Сеня послушно протянул ему пистолет, инструкцию и запасной комплект капсул. Афанасий Иванович, изучив текст описания, посмотрел на оставшиеся в коробке капсулы.
— Порядок. То, чем выстрелило, даже отмывать не придется. Оно само исчезает.
— Вот видите, — улыбнулся Сеня.
— А Гриппов, собственно, сам во всем виноват, — пришел ему на помощь Муму.
Завуч в это время с большим интересом разглядывал баскаковский пистолет. Глаза его заблестели.
— Хорошо забацали, — мечтательно произнес он. И с сожалением добавил: — В моем детстве таких пистолетиков не было.
Сжав рукоятку, Тарас Бульба сделал вид, будто прицеливается в дверь. Тут она резко распахнулась. Палец у завуча от неожиданности дернулся. То, что произошло мгновение спустя, напоминало кошмарный сон. Раздался уже знакомый восьмому «А» негромкий хлопок, немедленно сменившийся истошным женским криком. Затем в дверь влетела директриса экспериментальной авторской школы «Пирамида» Екатерина Дмитриевна Рогалева-Кривицкая. Впрочем, узнать её сейчас было практически невозможно. Лицо и волосы её окрасились в ярко-оранжевый цвет, а по строгого покроя костюму рассыпались в причудливом беспорядке кокетливые зеленоватые потеки.
— Смотри-ка, Сенька! — закричал кто-то. — А он у тебя каждый раз в разное красит!

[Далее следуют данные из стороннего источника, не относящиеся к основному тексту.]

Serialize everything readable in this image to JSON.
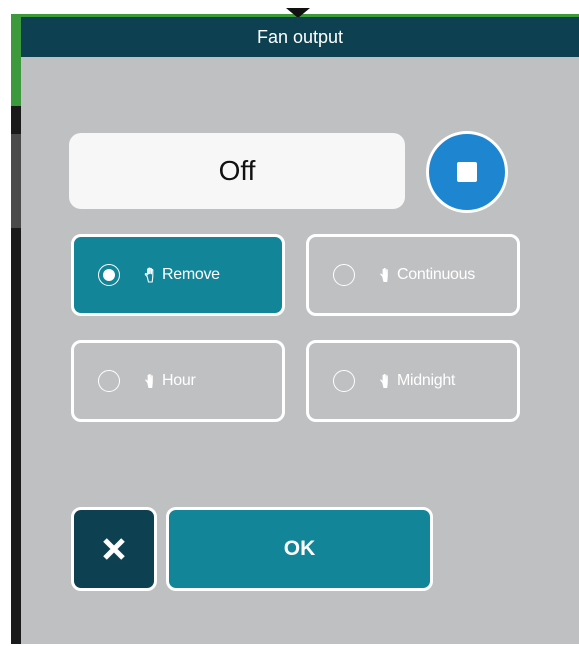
{
  "dialog": {
    "title": "Fan output",
    "current_value": "Off",
    "stop_button_icon": "stop-icon"
  },
  "options": [
    {
      "label": "Remove",
      "selected": true,
      "icon": "hand-icon"
    },
    {
      "label": "Continuous",
      "selected": false,
      "icon": "hand-icon"
    },
    {
      "label": "Hour",
      "selected": false,
      "icon": "hand-icon"
    },
    {
      "label": "Midnight",
      "selected": false,
      "icon": "hand-icon"
    }
  ],
  "buttons": {
    "cancel_icon": "close-icon",
    "ok_label": "OK"
  },
  "colors": {
    "title_bar": "#0d4152",
    "dialog_background": "#bfc0c2",
    "accent": "#138599",
    "stop_button": "#1e86d1"
  }
}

Сеня ничего не ответил. Он не мог оторвать взгляда от Тараса Бульбы. Тот оцепенел. Рука по-прежнему сжимала пистолет. Словно он собирался сделать ещё один выстрел.
Екатерина Дмитриевна схватилась за лицо. Затем уставилась на испачканные оранжевые руки и возопила:
— Что это? Кто это?
— В-вы не волнуйтесь! — Швырнув наконец пистолет на стол, грозный Майборода суетливо забегал вокруг директрисы. — Это не страшно, — хватая её за руки, продолжал он. — Через пять минут пройдет. Сам читал. В инструкции.
— Афанасий Иванович, — с ужасом посмотрела на него оранжевая директриса. — Кто это сделал?
— Я, — с силой дернул себя за казацкий ус Тарас Бульба. — Случайно.
— Случайно? — повысила голос Екатерина Дмитриевна.
— А я вам что говорил? — возник в проеме двери уже совершенно выцветший, но торжествующий Гриппов. — Это не класс, а бандитское логово!
— Дети тут ни при чем, — перебил его Майборода. — Я сам виноват. Увлекся. Там курок очень слабый. Видите?
И, взяв со стола пистолет, он услужливо вложил его прямо в руки Екатерины Дмитриевны.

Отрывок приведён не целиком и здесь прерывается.